マキ すごい。鳥肌が立っちゃった。砂羽さんがおっしゃったこと、今まで私がずっと考えてきたことなんですよ。
砂羽 踏みとどまって、崖っぷちから落ちるのか咲き続けるのかは、そのバランスなんだよね。でも落ちたっていいと思うよ、それも人生なんだし。やり直すか、落ちたままでいるかは、そのあとの話だから。
鈴木砂羽 (撮影:鈴木久美子)
◆人生の劇場を俯瞰で眺める
マキ ところで、砂羽さんは過去を振り返りますか?
砂羽 思考のなかではね。
マキ 私、40代に入ってから20代のときを振り返ることが多くなってきたんです。
砂羽 わかるよ。過去の投影って、ある意味作家の仕事だと思うよ。でも、過去を振り返っているのも今の出来事なんだなって。そういうふうに考えると、人生の劇場を俯瞰で眺めることができるから。グッと入り込むんじゃなくて、そうやって見られる人は作家や演出家の脳になっていると思う。なんか、『エーデルワイス』がペヤンヌさんの新境地になるといいなと思うんだ。私もそれに加担したい気持ちです。
――ペヤンヌさんは40代に入ってから、仕事のスタンスなどに変化はありましたか?
マキ それはあんまりなかったかもしれないです。もともと私はスローペースな人間で、砂羽さんの話でいうと、男性性みたいな気持ちで生き始めたのは30代に入ってからです。20代のときはもっと男性に依存していたかなと思います。ブス会*を立ち上げるときは、自分のなかで男性性が湧き上がってきたと思う。そうすると、次第に男性とうまくいかなくなってくることもありました。もしも自分が20代のときの女性的な生き方のままだったらどうだろうと振り返るんですよ。もちろん後悔はしていないけど、たぶんそんなふうに考えを巡らせていることが作品に影響すると思います。
砂羽 私も40代に入ってからだね、男性性や女性性という言葉があるのを知ったのはつい最近。30代のころはもっと無頓着で、「オレがオレである限り!」みたいな生き方だった(笑)。この世はふたつの世界の統合なんだということは、別に突然そう思ったんじゃなくてだんだん気づいた感じだけど、チャクラが開いたんじゃない?(笑) こんなこと言うと、スピリチュアルだとかスピ子だとか言われちゃうけど、結局面白いんだよね、いろいろ考えてつながっていくのが。

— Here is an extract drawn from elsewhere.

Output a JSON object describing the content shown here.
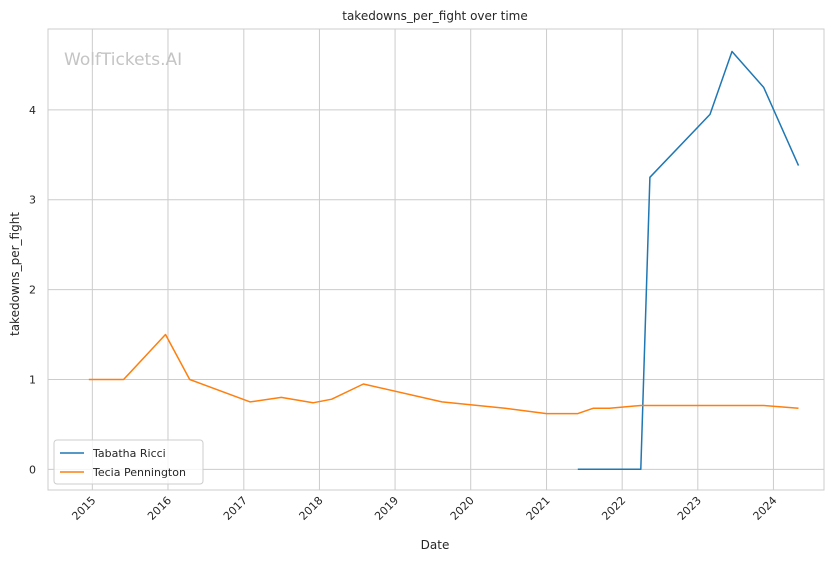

マキ  「チャクラが開いてブス会*出演」って面白いですね。
砂羽 いいじゃん! 見出しになるよ、それ。でも要するに、精神性のほうにベクトルを向けたいということですね。チャクラが開いたとか言っても、私、全然悟ってないし(笑)。せっかくこの世に生まれてきたので、心だとか精神だとか、そういうことをもっと考えていいんじゃないかと思っています。